Minneapolis city leaders are barreling ahead with plans to legalize adult bathhouses and sex venues where consenting adults can engage in sexual activity, scrapping a 38-year ban enacted during the AIDS epidemic.
The push, driven by activists, comes as the gay Somali community in Minneapolis has been clamoring to legalize bathhouses. City leaders are considering the proposal that would allow patrons to engage in sexual intercourse in the venues, the New York Post reports.
This latest development underscores the deepening assimilation issues in a city long transformed by mass Somali immigration.
Minneapolis may legalize adult bathhouses – allowing adults to engage in sexual activity https://t.co/OTnhxHth3q pic.twitter.com/Lt0nGeLKZP
— New York Post (@nypost) April 8, 2026
The Minneapolis City Council has referred a package of four proposed ordinances to staff for further development. These include creating licensing and business regulations for adult sex venues that facilitate sexual activity between consenting adults, updating zoning codes for sexually oriented businesses, revising health and sanitation standards related to contagious diseases, and adding exceptions to miscellaneous offenses provisions.
Activists from the Safer Sex Spaces Coalition have led the charge. They argue the 1988 ban, which targeted “high-risk sexual conduct” such as fellatio, anal intercourse, and vaginal intercourse in commercial settings, is outdated and stigmatizing.
“The Minneapolis Health Department and other public health organizations acknowledge this ordinance is no longer the tool needed to promote public health, “the coalition stated adding “Social science research tells us that commercial sex spaces, like gay saunas, are important for promoting safer sex practices, enhancing HIV prevention, and increasing access to testing and treatment. These spaces also enhance feelings of identity, camaraderie, authenticity, and belonging. They are spaces where people overcome isolation and develop a sense of community and pride.”
Creating a monkeypox epidemic wouldn’t be my first choice to distract attention from Minneapolis’s rampant fraud problem, but it just might work. pic.twitter.com/IbtZIKqjAK
— Thousands of Tiny Tyrants (@Tiny_Tyrants) April 8, 2026
Council Member Jason Chavez supported referring the measures, saying: “LGBTQIA+ gathering spaces, including bathhouses, have long been targeted by criminalization and policing, and our communities have paid a devastating price for that. That’s why we’re referring this to staff to begin building policy alongside community members and stakeholders.”
Council President Elliott Payne noted that such activities “already happen in the shadows, and we are trying to ensure that they are safe for patrons, especially when LGBTQ+ individuals are under attack by the federal government.” He pointed to potential regulations modeled on San Francisco, including condom availability and staff training on harm reduction.

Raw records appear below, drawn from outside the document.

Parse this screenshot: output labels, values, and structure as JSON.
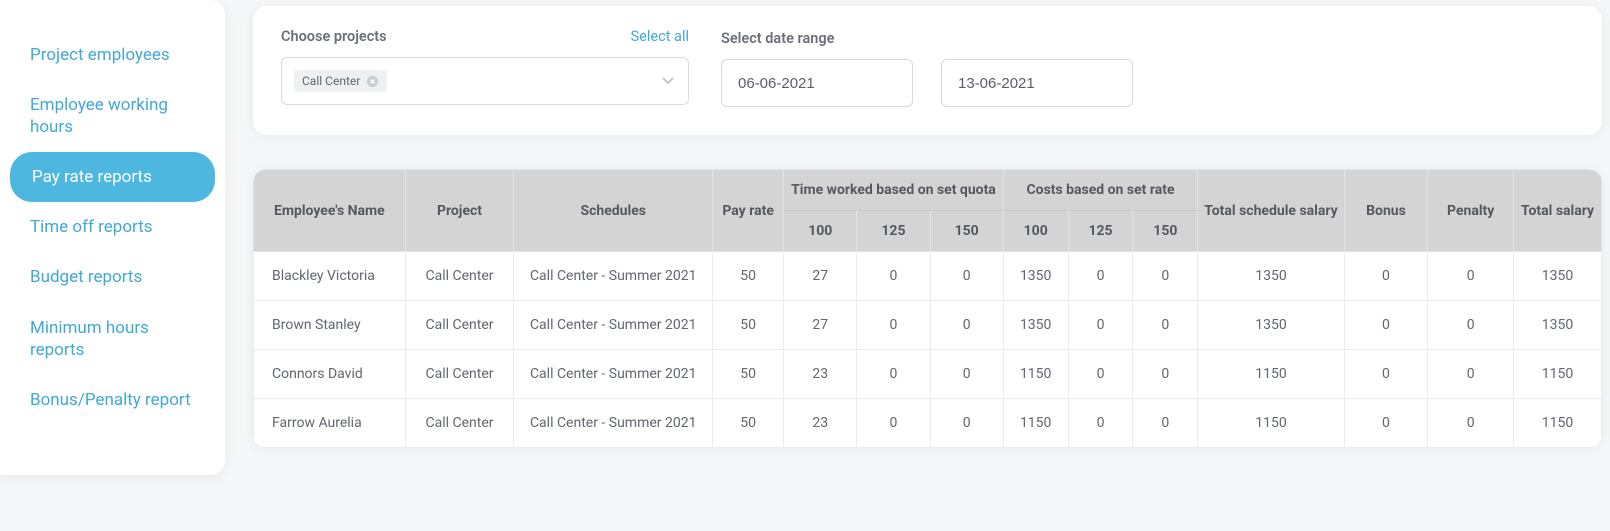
{
  "sidebar": {
    "items": [
      {
        "label": "Project employees",
        "active": false
      },
      {
        "label": "Employee working hours",
        "active": false
      },
      {
        "label": "Pay rate reports",
        "active": true
      },
      {
        "label": "Time off reports",
        "active": false
      },
      {
        "label": "Budget reports",
        "active": false
      },
      {
        "label": "Minimum hours reports",
        "active": false
      },
      {
        "label": "Bonus/Penalty report",
        "active": false
      }
    ]
  },
  "filters": {
    "choose_projects_label": "Choose projects",
    "select_all_label": "Select all",
    "selected_project": "Call Center",
    "date_range_label": "Select date range",
    "date_from": "06-06-2021",
    "date_to": "13-06-2021"
  },
  "table": {
    "headers": {
      "name": "Employee's Name",
      "project": "Project",
      "schedules": "Schedules",
      "pay_rate": "Pay rate",
      "time_worked_group": "Time worked based on set quota",
      "costs_group": "Costs based on set rate",
      "sub_100": "100",
      "sub_125": "125",
      "sub_150": "150",
      "total_schedule": "Total schedule salary",
      "bonus": "Bonus",
      "penalty": "Penalty",
      "total_salary": "Total salary"
    },
    "rows": [
      {
        "name": "Blackley Victoria",
        "project": "Call Center",
        "schedules": "Call Center - Summer 2021",
        "rate": "50",
        "t100": "27",
        "t125": "0",
        "t150": "0",
        "c100": "1350",
        "c125": "0",
        "c150": "0",
        "total_sched": "1350",
        "bonus": "0",
        "penalty": "0",
        "total": "1350"
      },
      {
        "name": "Brown Stanley",
        "project": "Call Center",
        "schedules": "Call Center - Summer 2021",
        "rate": "50",
        "t100": "27",
        "t125": "0",
        "t150": "0",
        "c100": "1350",
        "c125": "0",
        "c150": "0",
        "total_sched": "1350",
        "bonus": "0",
        "penalty": "0",
        "total": "1350"
      },
      {
        "name": "Connors David",
        "project": "Call Center",
        "schedules": "Call Center - Summer 2021",
        "rate": "50",
        "t100": "23",
        "t125": "0",
        "t150": "0",
        "c100": "1150",
        "c125": "0",
        "c150": "0",
        "total_sched": "1150",
        "bonus": "0",
        "penalty": "0",
        "total": "1150"
      },
      {
        "name": "Farrow Aurelia",
        "project": "Call Center",
        "schedules": "Call Center - Summer 2021",
        "rate": "50",
        "t100": "23",
        "t125": "0",
        "t150": "0",
        "c100": "1150",
        "c125": "0",
        "c150": "0",
        "total_sched": "1150",
        "bonus": "0",
        "penalty": "0",
        "total": "1150"
      }
    ]
  }
}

A spokesperson for Mayor Jacob Frey indicated the mayor supports continued exploration of the issue.
Hardly surprising given that all he does is pander to Somalis.

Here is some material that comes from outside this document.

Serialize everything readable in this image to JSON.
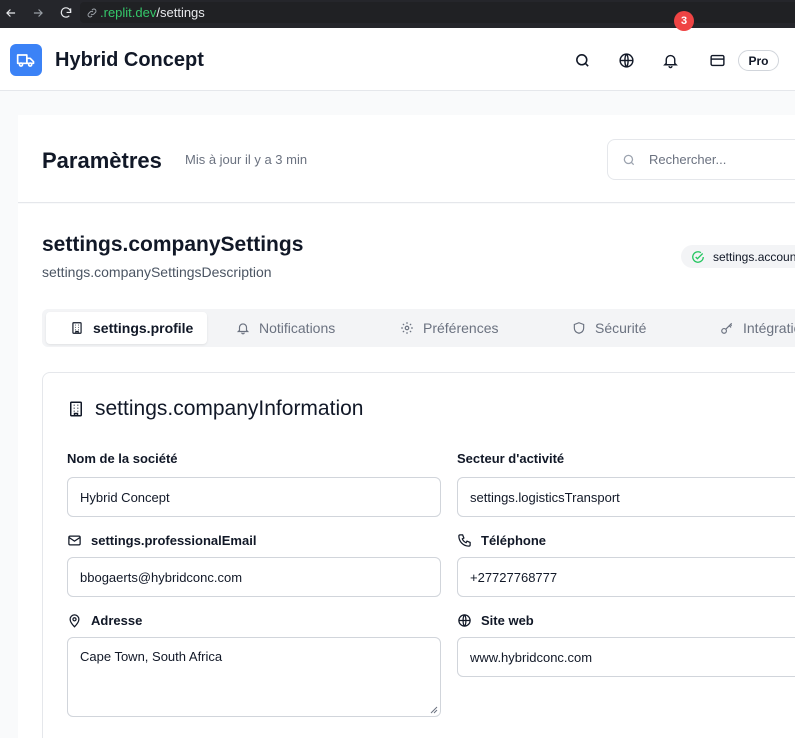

The original 1988 ban drew backing even from within the LGBTQ+ community at the time, including the city’s first openly gay council member, Brian Coyle, who backed the measure before his death from AIDS-related complications in 1991. Activists now claim the rules disproportionately harmed same-sex partnerships and people with HIV/AIDS while driving gatherings into unsafe private spaces.
Recent coverage confirms the council delayed full debate on the ordinances this week but remains committed to directing staff research.
Tim Walz entering the bathhouse pic.twitter.com/AlMnwP8PHK
— GoshuAAAA (@Skipper1913) April 8, 2026
Critics view the effort as emblematic of misplaced priorities. While neighborhoods struggle with the social and economic fallout of rapid demographic change—including documented fraud schemes and parallel economies—the focus shifts to licensing orgy venues and updating “stigmatizing language” in city code.
Minneapolis—often called “Little Mogadishu”—has faced repeated exposure for hundreds of millions in Somali cash smuggling operations routed through Minneapolis-St. Paul International Airport, in addition to an explosion of Somali related fraud scandals.
TSA whistleblowers who highlighted these schemes faced pushback, including accusations of racism and Islamophobia from figures tied to the Walz administration aimed at silencing concerns over Somali fraud.
Legalizing commercial sex spaces in a city already wrestling with smuggling networks and identity politics does not signal enlightened governance. It signals a leadership class more attuned to activist coalitions than to restoring order and cohesion.
Voters across the heartland have grown weary of cities that import unassimilated populations and then contort public policy around every resulting demand.
Minneapolis offers a cautionary tale of where such approaches lead—public health debates recycled from the 1980s, now layered atop deeper failures in border security and cultural integration.